Les craintes de dérives, portées notamment par la droite et une partie de la majorité présidentielle, sont balayées par Clouet. Les critères d’éligibilité sont stricts et excluent les affections non mortelles, comme le diabète ou certaines formes de handicap. Seules les maladies engageant un pronostic vital, avec des souffrances insupportables, ouvriront le droit à l’aide à mourir.
Un gouvernement en retard sur tous les fronts
À travers cette interview, c’est une vision d’un exécutif en souffrance qui se dégage, incapable de répondre aux urgences climatiques, sociales et sanitaires. Les choix budgétaires, les retards industriels et l’inaction face au réchauffement climatique sont pointés du doigt, tandis que les solutions existent – à condition d’y mettre les moyens.
Alors que la France s’apprête à vivre un été toujours plus brûlant, la question se pose : comment un pays aussi industrialisé et avancé technologiquement peut-il être aussi mal préparé ? Pour Hadrien Clouet et La France Insoumise, la réponse est claire : il manque une volonté politique forte, capable de rompre avec le productivisme et de placer l’écologie et la justice sociale au cœur des priorités.
Une chose est sûre : si rien ne change, les prochains épisodes de canicule et les prochains incendies ne feront que confirmer l’échec d’un gouvernement qui, une fois de plus, aura été en dessous de tout.
Incendies à Fontainebleau : 900 personnes évacuées en urgence
Les feux qui ravagent la forêt de Fontainebleau depuis plusieurs jours ont déjà détruit l’équivalent de 2 500 terrains de football. Plus de 900 habitants ont dû être évacués en urgence, tandis que les pompiers, sous-équipés et sous-financés, luttent contre les flammes avec des moyens limités. Les images des colonnes de fumée et des arbres calcinés circulent sur les réseaux sociaux, rappelant avec force l’urgence d’agir face à la crise climatique.
Crise climatique : la France en première ligne
Avec des températures dépassant régulièrement les 40°C en été et des épisodes de sécheresse de plus en plus fréquents, la France paie le prix d’une politique climatique insuffisante. Les zones humides, essentielles pour la régulation des nappes phréatiques, continuent de disparaître, tandis que les investissements dans les énergies renouvelables restent timides. Pourtant, des pays européens comme la Norvège ou l’Islande montrent qu’un autre modèle est possible, alliant transition écologique et justice sociale.
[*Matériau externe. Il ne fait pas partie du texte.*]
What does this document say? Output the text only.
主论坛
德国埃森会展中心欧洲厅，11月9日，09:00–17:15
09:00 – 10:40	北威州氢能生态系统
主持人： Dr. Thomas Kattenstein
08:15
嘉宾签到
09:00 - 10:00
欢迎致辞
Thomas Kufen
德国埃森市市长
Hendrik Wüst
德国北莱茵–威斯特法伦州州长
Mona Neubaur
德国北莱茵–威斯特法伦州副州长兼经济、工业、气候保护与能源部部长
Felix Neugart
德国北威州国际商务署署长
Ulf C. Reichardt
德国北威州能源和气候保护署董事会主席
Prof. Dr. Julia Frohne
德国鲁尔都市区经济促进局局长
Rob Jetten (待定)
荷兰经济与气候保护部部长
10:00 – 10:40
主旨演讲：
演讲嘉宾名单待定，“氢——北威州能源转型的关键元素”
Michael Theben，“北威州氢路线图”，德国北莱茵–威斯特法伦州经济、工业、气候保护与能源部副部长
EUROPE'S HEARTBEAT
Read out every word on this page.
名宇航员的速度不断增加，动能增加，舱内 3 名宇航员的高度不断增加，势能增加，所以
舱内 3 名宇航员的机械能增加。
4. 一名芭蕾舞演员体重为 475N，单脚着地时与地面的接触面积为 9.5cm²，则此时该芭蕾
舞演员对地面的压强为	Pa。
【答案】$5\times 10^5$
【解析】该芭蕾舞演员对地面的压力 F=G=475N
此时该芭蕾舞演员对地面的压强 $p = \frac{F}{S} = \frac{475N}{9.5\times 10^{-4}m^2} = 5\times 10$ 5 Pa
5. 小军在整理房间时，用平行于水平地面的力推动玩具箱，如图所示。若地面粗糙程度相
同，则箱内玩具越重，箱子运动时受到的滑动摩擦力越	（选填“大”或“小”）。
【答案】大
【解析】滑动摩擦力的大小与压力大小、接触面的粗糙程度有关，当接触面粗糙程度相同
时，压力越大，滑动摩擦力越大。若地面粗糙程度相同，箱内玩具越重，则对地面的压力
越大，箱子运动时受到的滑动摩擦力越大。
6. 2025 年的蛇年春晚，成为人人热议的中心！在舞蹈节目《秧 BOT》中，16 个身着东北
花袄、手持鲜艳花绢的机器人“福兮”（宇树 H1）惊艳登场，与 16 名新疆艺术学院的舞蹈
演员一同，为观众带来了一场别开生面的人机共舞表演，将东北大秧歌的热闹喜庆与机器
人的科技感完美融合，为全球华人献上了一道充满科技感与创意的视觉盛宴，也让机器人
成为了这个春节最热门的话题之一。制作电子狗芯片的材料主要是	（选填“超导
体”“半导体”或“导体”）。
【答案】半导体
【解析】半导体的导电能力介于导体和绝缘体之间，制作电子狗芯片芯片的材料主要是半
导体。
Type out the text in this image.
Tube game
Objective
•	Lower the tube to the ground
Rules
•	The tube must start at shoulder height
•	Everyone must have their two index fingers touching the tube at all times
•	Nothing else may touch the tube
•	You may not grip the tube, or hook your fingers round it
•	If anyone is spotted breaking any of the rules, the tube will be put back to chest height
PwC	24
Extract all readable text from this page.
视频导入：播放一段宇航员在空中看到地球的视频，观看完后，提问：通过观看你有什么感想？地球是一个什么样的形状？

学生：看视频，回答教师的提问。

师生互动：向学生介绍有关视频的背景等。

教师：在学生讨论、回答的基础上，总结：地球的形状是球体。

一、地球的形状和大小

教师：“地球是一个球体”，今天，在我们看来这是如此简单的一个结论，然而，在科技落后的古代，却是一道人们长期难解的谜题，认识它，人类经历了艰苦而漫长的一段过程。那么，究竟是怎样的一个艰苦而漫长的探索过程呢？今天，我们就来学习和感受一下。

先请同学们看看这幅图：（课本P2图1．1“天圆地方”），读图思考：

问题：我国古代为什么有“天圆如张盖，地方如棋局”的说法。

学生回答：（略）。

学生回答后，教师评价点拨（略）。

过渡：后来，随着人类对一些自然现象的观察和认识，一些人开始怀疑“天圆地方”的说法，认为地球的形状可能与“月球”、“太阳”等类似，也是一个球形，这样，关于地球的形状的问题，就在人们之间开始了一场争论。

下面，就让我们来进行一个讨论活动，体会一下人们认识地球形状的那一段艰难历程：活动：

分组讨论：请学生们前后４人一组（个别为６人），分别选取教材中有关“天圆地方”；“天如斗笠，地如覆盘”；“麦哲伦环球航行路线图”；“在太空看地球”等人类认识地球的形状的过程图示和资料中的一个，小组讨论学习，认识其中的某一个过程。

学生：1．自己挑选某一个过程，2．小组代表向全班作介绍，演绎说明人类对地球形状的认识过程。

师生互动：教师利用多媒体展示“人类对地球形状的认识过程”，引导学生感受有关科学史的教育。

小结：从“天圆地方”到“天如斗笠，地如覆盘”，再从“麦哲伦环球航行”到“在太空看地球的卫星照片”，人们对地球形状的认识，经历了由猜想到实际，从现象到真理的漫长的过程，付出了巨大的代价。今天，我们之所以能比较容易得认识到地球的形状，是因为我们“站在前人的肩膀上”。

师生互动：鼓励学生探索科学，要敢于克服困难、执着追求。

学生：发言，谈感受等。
Alors que l’Union européenne tente de se mobiliser, la France, elle, semble en retard sur tous les indicateurs. Les objectifs de réduction des émissions de CO₂ ne sont pas atteints, et les politiques agricoles favorisent toujours les grands groupes au détriment des petits producteurs.
Un été 2026 sous haute tension
Entre canicules à répétition, incendies incontrôlables et menaces sur la souveraineté alimentaire, l’été 2026 s’annonce comme un test pour la résilience de la France. Mais pour Hadrien Clouet et ses alliés, ce n’est pas une fatalité. Il est encore temps d’agir, à condition de rompre avec les logiques productivistes et de privilégier une transition écologique juste et solidaire.
Reste à savoir si le gouvernement en a la volonté… ou s’il continuera à subir, impuissant, les conséquences de ses propres choix.